Intervention de Laurence Cohen

Commission des affaires sociales — Réunion du 2 décembre 2021 à 9h30
Proposition de loi portant création d'un pôle public du médicament et des produits médicaux — Examen du rapport et du texte de la commission

Photo de Laurence CohenLaurence Cohen, rapporteure :

Pour s'approvisionner en matières premières, le pôle public pourra passer des contrats, dans le cadre de marchés publics, avec des fournisseurs certifiés par les autorités de sécurité sanitaire. Il faut se départir de l'image d'une grande usine étatique toute puissante. Notre proposition de loi vise à ce que la puissance publique puisse piloter certaines structures existantes, non les remplacer. Il ne s'agit pas de supprimer ce qui fonctionne, mais de corriger les dysfonctionnements. L'État ne dispose pas à l'heure actuelle - on le voit avec la pandémie - des outils nécessaires pour garantir sa souveraineté. Il convient donc de le doter des moyens pour assurer un pilotage public effectif. J'ai cité dans mon propos introductif certains exemples, mais mon rapport en contient d'autres. Les cas de la Suisse ou du Brésil sont éclairants et nous fournissent des pistes pour construire un pôle public et retrouver notre souveraineté en la matière.

Le comité de pilotage instauré en 2019 est d'abord une instance de réflexion et de concertation entre les acteurs publics et privés. Le pôle public, lui, constituera un levier opérationnel de mise en oeuvre d'une stratégie concertée. Il élaborera un plan d'action à cette fin. Il est vrai que ses missions pourront chevaucher celles de l'ANSM : il appartiendra au décret d'application de préciser leurs missions pour garantir leur complémentarité.

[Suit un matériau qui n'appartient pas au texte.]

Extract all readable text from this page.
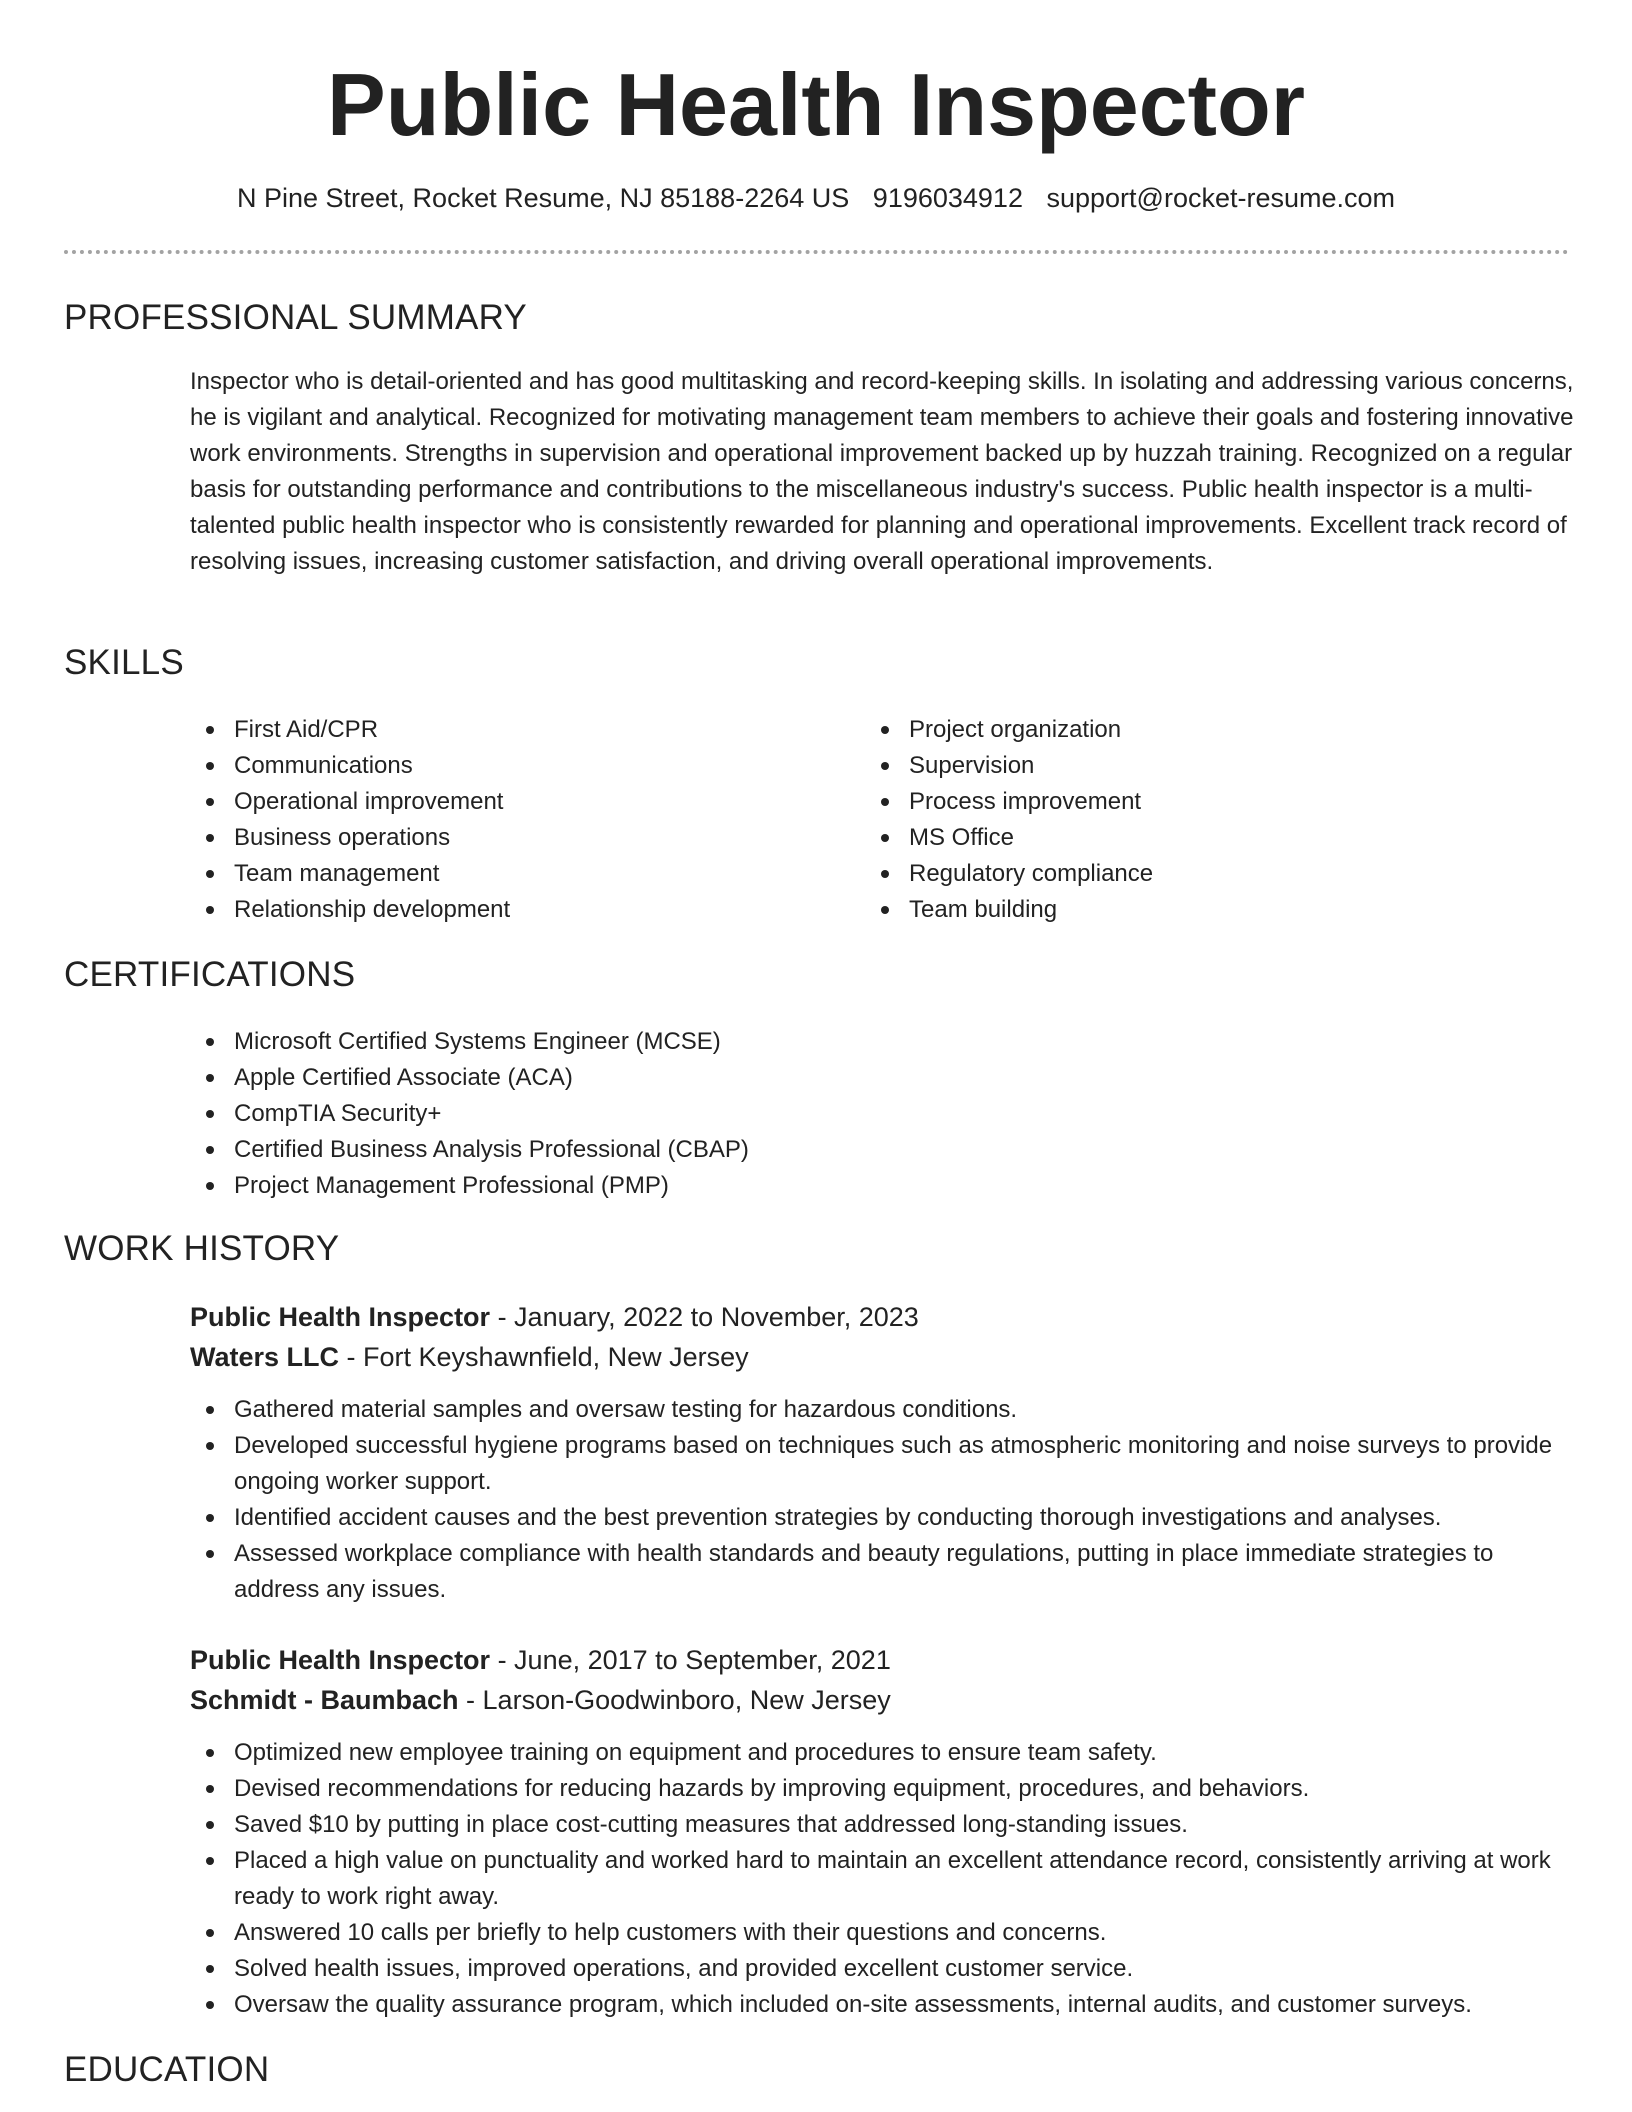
Public Health Inspector
N Pine Street, Rocket Resume, NJ 85188-2264 US 9196034912 support@rocket-resume.com
PROFESSIONAL SUMMARY
Inspector who is detail-oriented and has good multitasking and record-keeping skills. In isolating and addressing various concerns, he is vigilant and analytical. Recognized for motivating management team members to achieve their goals and fostering innovative work environments. Strengths in supervision and operational improvement backed up by huzzah training. Recognized on a regular basis for outstanding performance and contributions to the miscellaneous industry's success. Public health inspector is a multi-talented public health inspector who is consistently rewarded for planning and operational improvements. Excellent track record of resolving issues, increasing customer satisfaction, and driving overall operational improvements.
SKILLS
First Aid/CPR
Communications
Operational improvement
Business operations
Team management
Relationship development
Project organization
Supervision
Process improvement
MS Office
Regulatory compliance
Team building
CERTIFICATIONS
Microsoft Certified Systems Engineer (MCSE)
Apple Certified Associate (ACA)
CompTIA Security+
Certified Business Analysis Professional (CBAP)
Project Management Professional (PMP)
WORK HISTORY
Public Health Inspector - January, 2022 to November, 2023
Waters LLC - Fort Keyshawnfield, New Jersey
Gathered material samples and oversaw testing for hazardous conditions.
Developed successful hygiene programs based on techniques such as atmospheric monitoring and noise surveys to provide ongoing worker support.
Identified accident causes and the best prevention strategies by conducting thorough investigations and analyses.
Assessed workplace compliance with health standards and beauty regulations, putting in place immediate strategies to address any issues.
Public Health Inspector - June, 2017 to September, 2021
Schmidt - Baumbach - Larson-Goodwinboro, New Jersey
Optimized new employee training on equipment and procedures to ensure team safety.
Devised recommendations for reducing hazards by improving equipment, procedures, and behaviors.
Saved $10 by putting in place cost-cutting measures that addressed long-standing issues.
Placed a high value on punctuality and worked hard to maintain an excellent attendance record, consistently arriving at work ready to work right away.
Answered 10 calls per briefly to help customers with their questions and concerns.
Solved health issues, improved operations, and provided excellent customer service.
Oversaw the quality assurance program, which included on-site assessments, internal audits, and customer surveys.
EDUCATION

Mme Poumirol a raison, une action au niveau européen est nécessaire. Notre proposition de loi s'inscrit toutefois dans le contexte d'une niche parlementaire et est donc nécessairement modeste. Elle reprend des idées que notre groupe porte depuis longtemps, mais nous ne pouvions pas être exhaustifs en cinq articles. L'idéal serait évidemment que tous les pays européens mettent en place de tels pôles publics et qu'ils s'articulent au niveau européen. On voit bien, avec la crise, que c'est un peu le « chacun pour soi » qui prévaut. Je suis inquiète quand je vois ce qui se passe avec les vaccins : c'est la course à l'échalote, chaque pays précommande des doses, sans concertation avec les autres. Pourtant, on n'arrivera pas à venir à bout de cette épidémie si on ne collabore pas à l'échelle mondiale.

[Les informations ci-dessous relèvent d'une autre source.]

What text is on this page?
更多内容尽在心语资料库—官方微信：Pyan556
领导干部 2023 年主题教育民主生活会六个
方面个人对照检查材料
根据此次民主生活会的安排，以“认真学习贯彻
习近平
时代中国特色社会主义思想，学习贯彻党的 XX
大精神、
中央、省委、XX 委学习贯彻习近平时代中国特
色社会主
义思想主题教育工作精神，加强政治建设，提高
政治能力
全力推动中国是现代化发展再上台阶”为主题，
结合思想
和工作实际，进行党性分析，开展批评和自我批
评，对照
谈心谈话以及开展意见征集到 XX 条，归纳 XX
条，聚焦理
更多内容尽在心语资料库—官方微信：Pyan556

Les pénuries ou les tensions d'approvisionnement peuvent provenir de l'amont, la production, comme de l'aval, la distribution. Il faut donc imposer aux laboratoires d'allouer un stock minimal aux répartiteurs. Actuellement, les exigences posées ne permettent pas toujours d'alimenter toutes les officines.

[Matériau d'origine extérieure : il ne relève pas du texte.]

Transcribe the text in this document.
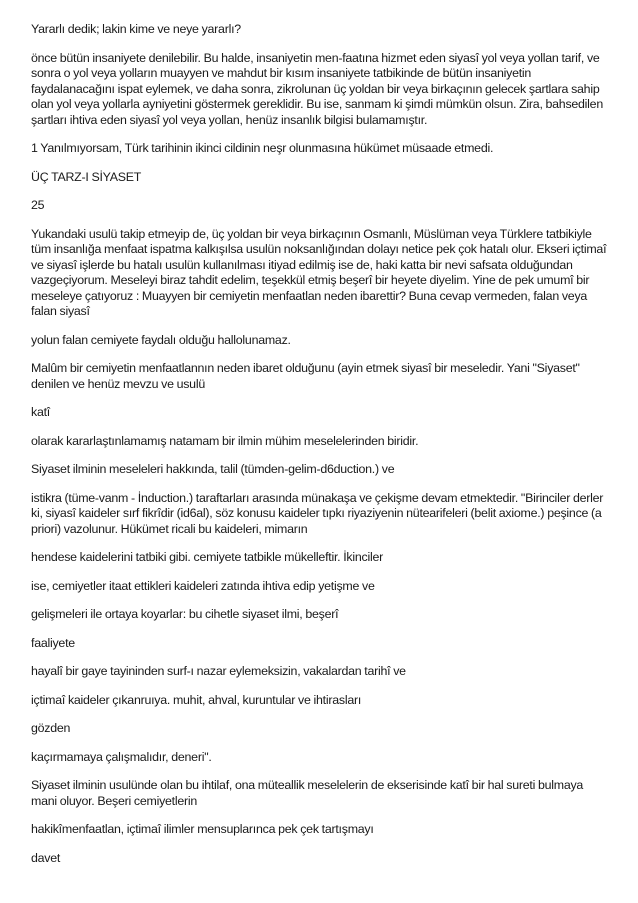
Yararlı dedik; lakin kime ve neye yararlı?

önce bütün insaniyete denilebilir. Bu halde, insaniyetin men-faatına hizmet eden siyasî yol veya yollan tarif, ve sonra o yol veya yolların muayyen ve mahdut bir kısım insaniyete tatbikinde de bütün insaniyetin faydalanacağını ispat eylemek, ve daha sonra, zikrolunan üç yoldan bir veya birkaçının gelecek şartlara sahip olan yol veya yollarla ayniyetini göstermek gereklidir. Bu ise, sanmam ki şimdi mümkün olsun. Zira, bahsedilen şartları ihtiva eden siyasî yol veya yollan, henüz insanlık bilgisi bulamamıştır.

1 Yanılmıyorsam, Türk tarihinin ikinci cildinin neşr olunmasına hükümet müsaade etmedi.

ÜÇ TARZ-I SİYASET

25

Yukandaki usulü takip etmeyip de, üç yoldan bir veya birkaçının Osmanlı, Müslüman veya Türklere tatbikiyle tüm insanlığa menfaat ispatma kalkışılsa usulün noksanlığından dolayı netice pek çok hatalı olur. Ekseri içtimaî ve siyasî işlerde bu hatalı usulün kullanılması itiyad edilmiş ise de, haki katta bir nevi safsata olduğundan vazgeçiyorum. Meseleyi biraz tahdit edelim, teşekkül etmiş beşerî bir heyete diyelim. Yine de pek umumî bir meseleye çatıyoruz : Muayyen bir cemiyetin menfaatlan neden ibarettir? Buna cevap vermeden, falan veya falan siyasî

yolun falan cemiyete faydalı olduğu hallolunamaz.

Malûm bir cemiyetin menfaatlannın neden ibaret olduğunu (ayin etmek siyasî bir meseledir. Yani "Siyaset" denilen ve henüz mevzu ve usulü

katî

olarak kararlaştınlamamış natamam bir ilmin mühim meselelerinden biridir.

Siyaset ilminin meseleleri hakkında, talil (tümden-gelim-d6duction.) ve

istikra (tüme-vanm - İnduction.) taraftarları arasında münakaşa ve çekişme devam etmektedir. "Birinciler derler ki, siyasî kaideler sırf fikrîdir (id6al), söz konusu kaideler tıpkı riyaziyenin nütearifeleri (belit axiome.) peşince (a priori) vazolunur. Hükümet ricali bu kaideleri, mimarın

hendese kaidelerini tatbiki gibi. cemiyete tatbikle mükelleftir. İkinciler

ise, cemiyetler itaat ettikleri kaideleri zatında ihtiva edip yetişme ve

gelişmeleri ile ortaya koyarlar: bu cihetle siyaset ilmi, beşerî

faaliyete

hayalî bir gaye tayininden surf-ı nazar eylemeksizin, vakalardan tarihî ve

içtimaî kaideler çıkanruıya. muhit, ahval, kuruntular ve ihtirasları

gözden

kaçırmamaya çalışmalıdır, deneri".

Siyaset ilminin usulünde olan bu ihtilaf, ona müteallik meselelerin de ekserisinde katî bir hal sureti bulmaya mani oluyor. Beşeri cemiyetlerin

hakikîmenfaatlan, içtimaî ilimler mensuplarınca pek çek tartışmayı

davet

Encore une fois, le pôle public que nous proposons n'est pas une super-usine : il aura pour mission d'assurer l'approvisionnement d'un nombre limité de médicaments essentiels, dans le cadre d'une stratégie bien établie. Nous avions déjà fait cette proposition à Mme Touraine, puis à Mme Buzyn, en vain ! On s'inspire un petit peu, en l'élargissant, de ce que font déjà, à une plus petite échelle, l'AP-HP ou la pharmacie des armées. Le pôle public ne pourra pas tout régler. La complémentarité avec les autres acteurs sera fondamentale. Pour financer ce pôle, nous proposons de mettre à contribution les grands laboratoires en portant la taxe sur le chiffre d'affaires de 0,17 % à 1 %, mais j'observe que le PLFSS prévoit déjà de la relever à 0,18 %, ce qui me semble insuffisant. Cette hausse devrait rapporter quelques centaines de millions d'euros, mais je vous communiquerai un chiffre plus précis lors de l'examen en séance.